The intensity of the air support increased with the invasion June 6, 1944, and with that came an increased workload for the maintenance units. The fighters provided an aerial barrage throughout Normandy Invasion and again in advance of the Allied breakthrough July 25, 1944, to prepare the way for the ground troops.
Box’s unit was stationed in England at the time of the initial assaults but as the Allied forces advanced, the unit followed to continue their maintenance support for the fighter planes. “We met the Germans and they whooped us at first. But then we began making advances. We moved all over northeast France. We were lucky. Our base was only hit one time and no one was killed. I was never wounded.”
Fighters from the unit supported offensives throughout the campaign, including the Battle of the Bulge in Belgium during the bitter winter of December 1944 and January 1945. “It was wintertime and it was cold,” he recalls. “We had tents. We did anything we could to keep warm, I tell you,” showing how they might have built a fire in a drum to huddle around.
“But a lot of those Army boys who were out on the road and on the move again, they had no way to keep warm. I don’t know how they made it.” Asked about food for the ground units, Box seemed noncommittal. He worked on fighter planes. At least he didn’t have to canned rations. “A squadron was in charge of cooking. At least it was hot.”
Once the Allies crossed the Rhine River into Germany, Box added a new country to his travel list. As in France, the 371st base moved from place to place. “I saw Gen. Patton. He liked to go around the air bases. He wasn’t a very big fellow. I guess I didn’t think much of him, one way or the other. But he was a general and I didn’t see any of the others.”
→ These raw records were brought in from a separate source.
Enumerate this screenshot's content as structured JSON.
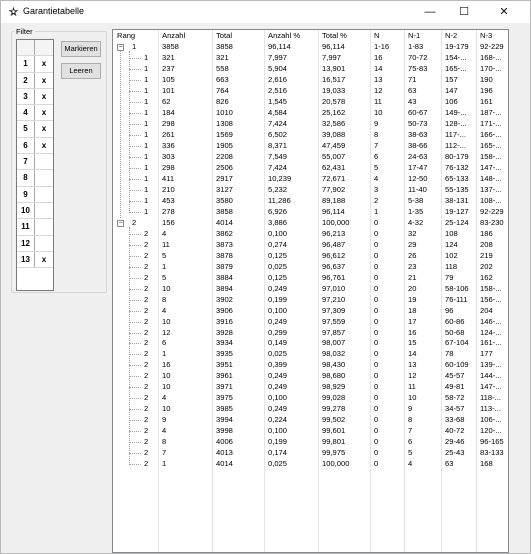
{
  "window": {
    "title": "Garantietabelle"
  },
  "titlebar": {
    "minimize": "—",
    "maximize": "☐",
    "close": "✕"
  },
  "filter": {
    "legend": "Filter",
    "rows": [
      {
        "num": "1",
        "mark": "x"
      },
      {
        "num": "2",
        "mark": "x"
      },
      {
        "num": "3",
        "mark": "x"
      },
      {
        "num": "4",
        "mark": "x"
      },
      {
        "num": "5",
        "mark": "x"
      },
      {
        "num": "6",
        "mark": "x"
      },
      {
        "num": "7",
        "mark": ""
      },
      {
        "num": "8",
        "mark": ""
      },
      {
        "num": "9",
        "mark": ""
      },
      {
        "num": "10",
        "mark": ""
      },
      {
        "num": "11",
        "mark": ""
      },
      {
        "num": "12",
        "mark": ""
      },
      {
        "num": "13",
        "mark": "x"
      }
    ],
    "markieren_label": "Markieren",
    "leeren_label": "Leeren"
  },
  "table": {
    "columns": [
      "Rang",
      "Anzahl",
      "Total",
      "Anzahl %",
      "Total %",
      "N",
      "N-1",
      "N-2",
      "N-3"
    ],
    "rows": [
      {
        "level": 0,
        "expander": "−",
        "rang": "1",
        "anzahl": "3858",
        "total": "3858",
        "anzahl_pct": "96,114",
        "total_pct": "96,114",
        "n": "1-16",
        "n1": "1-83",
        "n2": "19-179",
        "n3": "92-229"
      },
      {
        "level": 1,
        "rang": "1",
        "anzahl": "321",
        "total": "321",
        "anzahl_pct": "7,997",
        "total_pct": "7,997",
        "n": "16",
        "n1": "70-72",
        "n2": "154-...",
        "n3": "168-..."
      },
      {
        "level": 1,
        "rang": "1",
        "anzahl": "237",
        "total": "558",
        "anzahl_pct": "5,904",
        "total_pct": "13,901",
        "n": "14",
        "n1": "75-83",
        "n2": "165-...",
        "n3": "170-..."
      },
      {
        "level": 1,
        "rang": "1",
        "anzahl": "105",
        "total": "663",
        "anzahl_pct": "2,616",
        "total_pct": "16,517",
        "n": "13",
        "n1": "71",
        "n2": "157",
        "n3": "190"
      },
      {
        "level": 1,
        "rang": "1",
        "anzahl": "101",
        "total": "764",
        "anzahl_pct": "2,516",
        "total_pct": "19,033",
        "n": "12",
        "n1": "63",
        "n2": "147",
        "n3": "196"
      },
      {
        "level": 1,
        "rang": "1",
        "anzahl": "62",
        "total": "826",
        "anzahl_pct": "1,545",
        "total_pct": "20,578",
        "n": "11",
        "n1": "43",
        "n2": "106",
        "n3": "161"
      },
      {
        "level": 1,
        "rang": "1",
        "anzahl": "184",
        "total": "1010",
        "anzahl_pct": "4,584",
        "total_pct": "25,162",
        "n": "10",
        "n1": "60-67",
        "n2": "149-...",
        "n3": "187-..."
      },
      {
        "level": 1,
        "rang": "1",
        "anzahl": "298",
        "total": "1308",
        "anzahl_pct": "7,424",
        "total_pct": "32,586",
        "n": "9",
        "n1": "50-73",
        "n2": "128-...",
        "n3": "171-..."
      },
      {
        "level": 1,
        "rang": "1",
        "anzahl": "261",
        "total": "1569",
        "anzahl_pct": "6,502",
        "total_pct": "39,088",
        "n": "8",
        "n1": "38-63",
        "n2": "117-...",
        "n3": "166-..."
      },
      {
        "level": 1,
        "rang": "1",
        "anzahl": "336",
        "total": "1905",
        "anzahl_pct": "8,371",
        "total_pct": "47,459",
        "n": "7",
        "n1": "38-66",
        "n2": "112-...",
        "n3": "165-..."
      },
      {
        "level": 1,
        "rang": "1",
        "anzahl": "303",
        "total": "2208",
        "anzahl_pct": "7,549",
        "total_pct": "55,007",
        "n": "6",
        "n1": "24-63",
        "n2": "80-179",
        "n3": "158-..."
      },
      {
        "level": 1,
        "rang": "1",
        "anzahl": "298",
        "total": "2506",
        "anzahl_pct": "7,424",
        "total_pct": "62,431",
        "n": "5",
        "n1": "17-47",
        "n2": "76-132",
        "n3": "147-..."
      },
      {
        "level": 1,
        "rang": "1",
        "anzahl": "411",
        "total": "2917",
        "anzahl_pct": "10,239",
        "total_pct": "72,671",
        "n": "4",
        "n1": "12-50",
        "n2": "65-133",
        "n3": "148-..."
      },
      {
        "level": 1,
        "rang": "1",
        "anzahl": "210",
        "total": "3127",
        "anzahl_pct": "5,232",
        "total_pct": "77,902",
        "n": "3",
        "n1": "11-40",
        "n2": "55-135",
        "n3": "137-..."
      },
      {
        "level": 1,
        "rang": "1",
        "anzahl": "453",
        "total": "3580",
        "anzahl_pct": "11,286",
        "total_pct": "89,188",
        "n": "2",
        "n1": "5-38",
        "n2": "38-131",
        "n3": "108-..."
      },
      {
        "level": 1,
        "rang": "1",
        "anzahl": "278",
        "total": "3858",
        "anzahl_pct": "6,926",
        "total_pct": "96,114",
        "n": "1",
        "n1": "1-35",
        "n2": "19-127",
        "n3": "92-229"
      },
      {
        "level": 0,
        "expander": "−",
        "rang": "2",
        "anzahl": "156",
        "total": "4014",
        "anzahl_pct": "3,886",
        "total_pct": "100,000",
        "n": "0",
        "n1": "4-32",
        "n2": "25-124",
        "n3": "83-230"
      },
      {
        "level": 1,
        "rang": "2",
        "anzahl": "4",
        "total": "3862",
        "anzahl_pct": "0,100",
        "total_pct": "96,213",
        "n": "0",
        "n1": "32",
        "n2": "108",
        "n3": "186"
      },
      {
        "level": 1,
        "rang": "2",
        "anzahl": "11",
        "total": "3873",
        "anzahl_pct": "0,274",
        "total_pct": "96,487",
        "n": "0",
        "n1": "29",
        "n2": "124",
        "n3": "208"
      },
      {
        "level": 1,
        "rang": "2",
        "anzahl": "5",
        "total": "3878",
        "anzahl_pct": "0,125",
        "total_pct": "96,612",
        "n": "0",
        "n1": "26",
        "n2": "102",
        "n3": "219"
      },
      {
        "level": 1,
        "rang": "2",
        "anzahl": "1",
        "total": "3879",
        "anzahl_pct": "0,025",
        "total_pct": "96,637",
        "n": "0",
        "n1": "23",
        "n2": "118",
        "n3": "202"
      },
      {
        "level": 1,
        "rang": "2",
        "anzahl": "5",
        "total": "3884",
        "anzahl_pct": "0,125",
        "total_pct": "96,761",
        "n": "0",
        "n1": "21",
        "n2": "79",
        "n3": "162"
      },
      {
        "level": 1,
        "rang": "2",
        "anzahl": "10",
        "total": "3894",
        "anzahl_pct": "0,249",
        "total_pct": "97,010",
        "n": "0",
        "n1": "20",
        "n2": "58-106",
        "n3": "158-..."
      },
      {
        "level": 1,
        "rang": "2",
        "anzahl": "8",
        "total": "3902",
        "anzahl_pct": "0,199",
        "total_pct": "97,210",
        "n": "0",
        "n1": "19",
        "n2": "76-111",
        "n3": "156-..."
      },
      {
        "level": 1,
        "rang": "2",
        "anzahl": "4",
        "total": "3906",
        "anzahl_pct": "0,100",
        "total_pct": "97,309",
        "n": "0",
        "n1": "18",
        "n2": "96",
        "n3": "204"
      },
      {
        "level": 1,
        "rang": "2",
        "anzahl": "10",
        "total": "3916",
        "anzahl_pct": "0,249",
        "total_pct": "97,559",
        "n": "0",
        "n1": "17",
        "n2": "60-86",
        "n3": "146-..."
      },
      {
        "level": 1,
        "rang": "2",
        "anzahl": "12",
        "total": "3928",
        "anzahl_pct": "0,299",
        "total_pct": "97,857",
        "n": "0",
        "n1": "16",
        "n2": "50-68",
        "n3": "124-..."
      },
      {
        "level": 1,
        "rang": "2",
        "anzahl": "6",
        "total": "3934",
        "anzahl_pct": "0,149",
        "total_pct": "98,007",
        "n": "0",
        "n1": "15",
        "n2": "67-104",
        "n3": "161-..."
      },
      {
        "level": 1,
        "rang": "2",
        "anzahl": "1",
        "total": "3935",
        "anzahl_pct": "0,025",
        "total_pct": "98,032",
        "n": "0",
        "n1": "14",
        "n2": "78",
        "n3": "177"
      },
      {
        "level": 1,
        "rang": "2",
        "anzahl": "16",
        "total": "3951",
        "anzahl_pct": "0,399",
        "total_pct": "98,430",
        "n": "0",
        "n1": "13",
        "n2": "60-109",
        "n3": "139-..."
      },
      {
        "level": 1,
        "rang": "2",
        "anzahl": "10",
        "total": "3961",
        "anzahl_pct": "0,249",
        "total_pct": "98,680",
        "n": "0",
        "n1": "12",
        "n2": "45-57",
        "n3": "144-..."
      },
      {
        "level": 1,
        "rang": "2",
        "anzahl": "10",
        "total": "3971",
        "anzahl_pct": "0,249",
        "total_pct": "98,929",
        "n": "0",
        "n1": "11",
        "n2": "49-81",
        "n3": "147-..."
      },
      {
        "level": 1,
        "rang": "2",
        "anzahl": "4",
        "total": "3975",
        "anzahl_pct": "0,100",
        "total_pct": "99,028",
        "n": "0",
        "n1": "10",
        "n2": "58-72",
        "n3": "118-..."
      },
      {
        "level": 1,
        "rang": "2",
        "anzahl": "10",
        "total": "3985",
        "anzahl_pct": "0,249",
        "total_pct": "99,278",
        "n": "0",
        "n1": "9",
        "n2": "34-57",
        "n3": "113-..."
      },
      {
        "level": 1,
        "rang": "2",
        "anzahl": "9",
        "total": "3994",
        "anzahl_pct": "0,224",
        "total_pct": "99,502",
        "n": "0",
        "n1": "8",
        "n2": "33-68",
        "n3": "106-..."
      },
      {
        "level": 1,
        "rang": "2",
        "anzahl": "4",
        "total": "3998",
        "anzahl_pct": "0,100",
        "total_pct": "99,601",
        "n": "0",
        "n1": "7",
        "n2": "40-72",
        "n3": "120-..."
      },
      {
        "level": 1,
        "rang": "2",
        "anzahl": "8",
        "total": "4006",
        "anzahl_pct": "0,199",
        "total_pct": "99,801",
        "n": "0",
        "n1": "6",
        "n2": "29-46",
        "n3": "96-165"
      },
      {
        "level": 1,
        "rang": "2",
        "anzahl": "7",
        "total": "4013",
        "anzahl_pct": "0,174",
        "total_pct": "99,975",
        "n": "0",
        "n1": "5",
        "n2": "25-43",
        "n3": "83-133"
      },
      {
        "level": 1,
        "rang": "2",
        "anzahl": "1",
        "total": "4014",
        "anzahl_pct": "0,025",
        "total_pct": "100,000",
        "n": "0",
        "n1": "4",
        "n2": "63",
        "n3": "168"
      }
    ]
  }
}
When the War in Europe ended in early May 1945, Box and his unit were stationed in Frankfurt, Germany. But the war wasn’t over quite yet for young Kenneth Box. “After a year of intensive fighting, suddenly there were no more planes to repair. But we still had routine maintenance of the aircraft. We also began working with the locals, training them how to make the transition from wartime to peacetime. That took six or seven month. We headed back to the United State in October.”
Because he was with the Air Corps, Box flew back to home, landing in New York. Over the 18 months that Box had been in Europe, he’d gotten especially close to a group of 10 or 12 men. But after their return home, they didn’t keep in touch. “I don’t know what any of them did or if they’re still alive,” he observed.
“It seemed like it took us a long time to get there but we finally got to Mississippi and that’s where I received an honorable discharge. I came straight home by bus, going through Ruston to Jonesboro. I spent the night there and the next day I was back in Ward 10. Then I took a little time off.”
When he decided it was time to earn a living, he went into the logging woods, as his father before him. But it didn’t take Box long to realize that there was a better way to make a living while still working with wood. He went into the carpentry business. “I worked as a carpenter for 40 years, working with contractors on houses, mostly here in Winn Parish. I helped build lots of houses in that time.”
Kenneth Box and Ava Brewton had gone to school together at Calvin but had paid little attention to each other. After his return, they met at Antioch Bibleway Church. “It was a little old wooden church house back then,” they recall. “We knew each other for about three years, then we got married in 1947.”
They have three daughters, three grandchildren and five great grandchildren.